When the topic of Chicago-style pizza comes up, the iconic deep dish, layered like a pie and surrounded by an almost pastry-like crust, is likely what springs to mind. But there’s another style of pizza native to the Windy City that you might not be familiar with. Originating in the taverns on the Southside of Chicago and since spreading throughout restaurant chains across the entire Midwest, cracker-thin crust pizza is also deserving of your attention.

On a quest for a simple way to make this classic thin crust in his own kitchen, chef and author J. Kenji Lopez-Alt discovered that the secret to a great, ultra-thin crust—one that both supports the weight of generous toppings, namely Chicago’s default, sausage, and achieves perfect, even crispiness throughout—was hidden behind straightforward techniques that any home cook can replicate.

As explained when he caught up with Christopher Kimball recently on Milk Street Radio, several restaurant taste tests and countless home trials finally led him to a reliable formula.

Get a taste of the chef’s pizza tips in the excerpts below, and catch his full interview here on Milk Street Radio.
Kim’s Uncle Pizza; photo courtesy of J. Kenji López-Alt

Building richer, bolder sauce

A Neapolitan or New York sauce is essentially just crushed tomatoes and salt. A Chicago-style sauce is usually cooked. So it'll have dried oregano, maybe dried marjoram, garlic, and it'll be cooked down a little more, so it'll have a kind of richer flavor to it.

The science of flour, water, and fat

If something is at 50% hydration, it means that for every 100 grams of flour, you have 50 grams of water. A Neopolitan or New York Style pizza dough has about 57-65% hydration. With Chicago pizza or Midwest pizza, it's more like 50% hydration—so much drier, almost similar to a bagel dough.

The other thing that this style of dough has is a lot of fat in it. I've tried it with lard. I tried it with vegetable oil, corn oil, olive oil. It honestly works with almost any fat you want...so my final recipe, I just landed on vegetable oil.

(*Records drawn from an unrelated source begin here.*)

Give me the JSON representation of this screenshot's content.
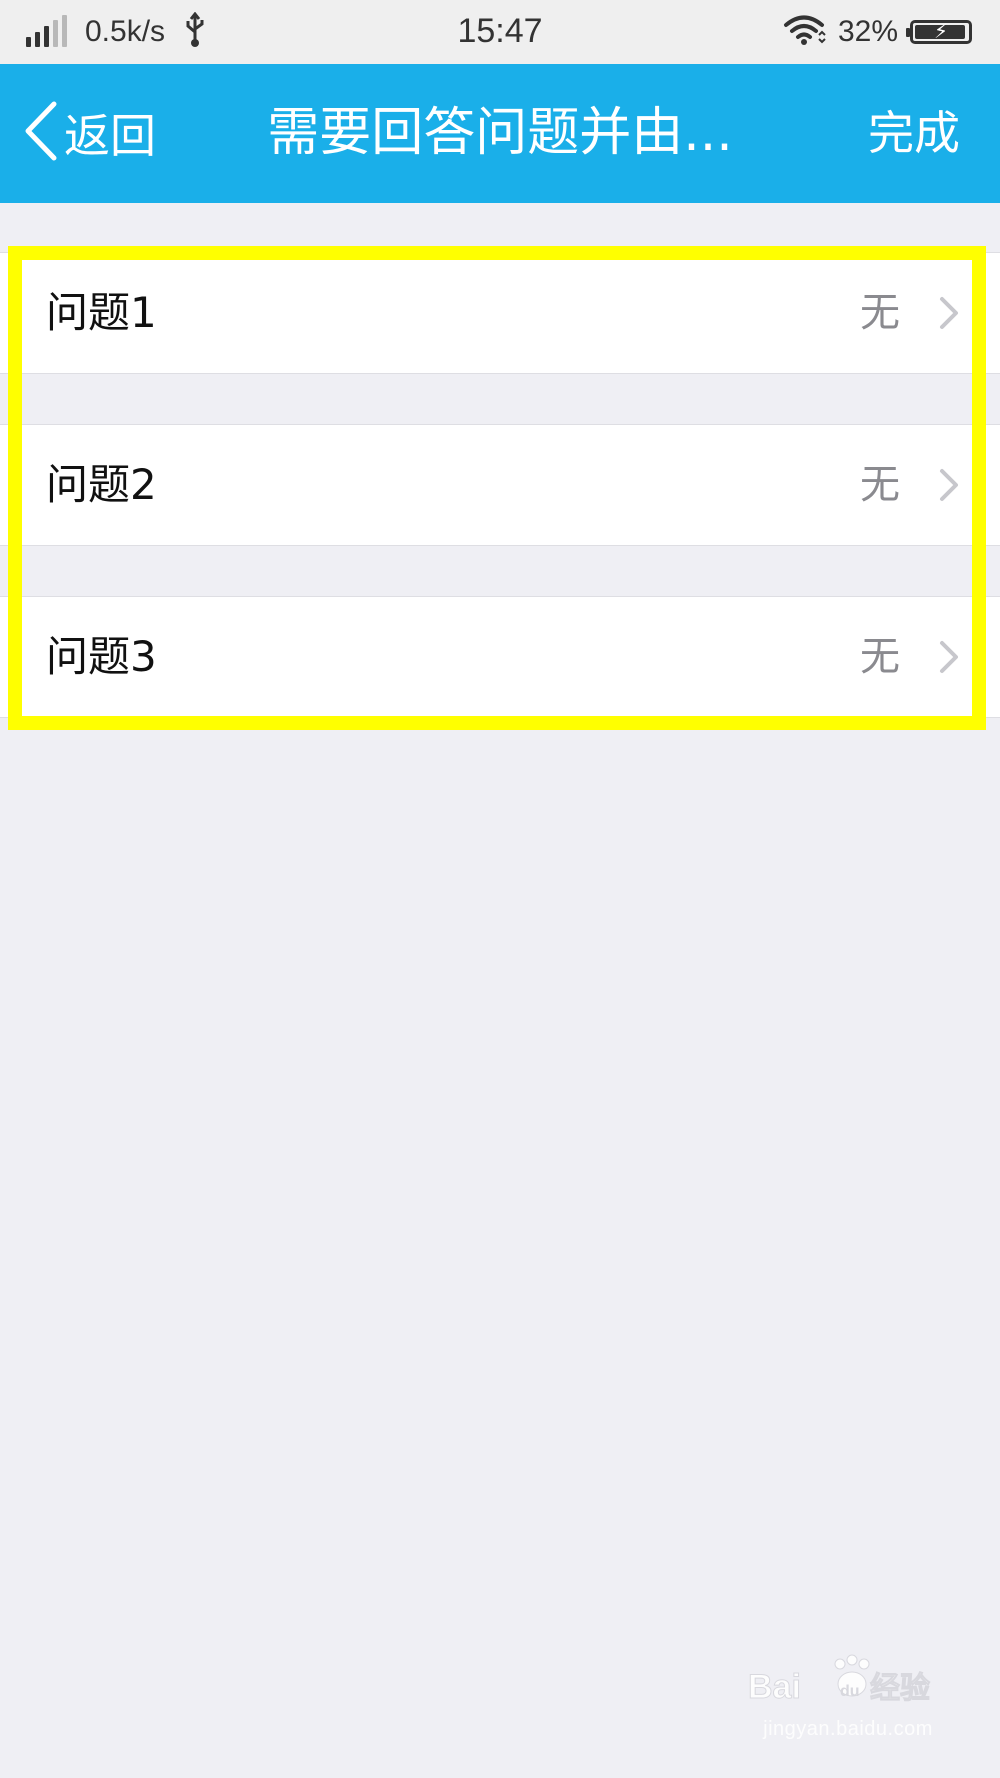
{
  "status_bar": {
    "network_speed": "0.5k/s",
    "time": "15:47",
    "battery_percent": "32%",
    "icons": [
      "signal-icon",
      "usb-icon",
      "wifi-icon",
      "battery-charging-icon"
    ]
  },
  "nav": {
    "back_label": "返回",
    "title": "需要回答问题并由...",
    "done_label": "完成",
    "background_color": "#1aafe9"
  },
  "questions": [
    {
      "label": "问题1",
      "value": "无"
    },
    {
      "label": "问题2",
      "value": "无"
    },
    {
      "label": "问题3",
      "value": "无"
    }
  ],
  "highlight_color": "#ffff00",
  "watermark": {
    "logo_text": "Baidu经验",
    "url": "jingyan.baidu.com"
  }
}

Neapolitan pizza dough has no fat in it at all. This Midwest style cracker crust dough has between 10 to 15% fat, so it's quite a bit of oil you're adding in there.

Rose George of Vito and Nick’s. Photo courtesy of J. Kenji López-Alt

Cure the dough

You take your dough after it's risen in the refrigerator for a few days, you roll it into a disc, and then you just leave it there. Most of these pizza restaurants....will stick it in their walk-in refrigerator uncovered. By the time they take it out, it's got the texture of sort of leather, so you can pick it up and kind of flop it around.

It makes an incredible difference as far as how crisp the dough gets and also how evenly it browns. By the time you bake it, it's only around 25 to 30% hydration, which is very, very low. And so that's how you get that extra cracker-y crust.

Why the little details matter

It is at least four days of planning. If you want it even better, cold-fermenting it for five days actually works better. But you can just let your dough rise at room temperature and roll it out and then let it cure overnight. In fact, you can even bake it without curing it.

It’s just all these things kind of incrementally make it better. And it’s rare that this happens, but I think that anybody at home, if you follow this recipe, you’re going to be able to make something that is as good as the best thin-crust pizza places in Chicago.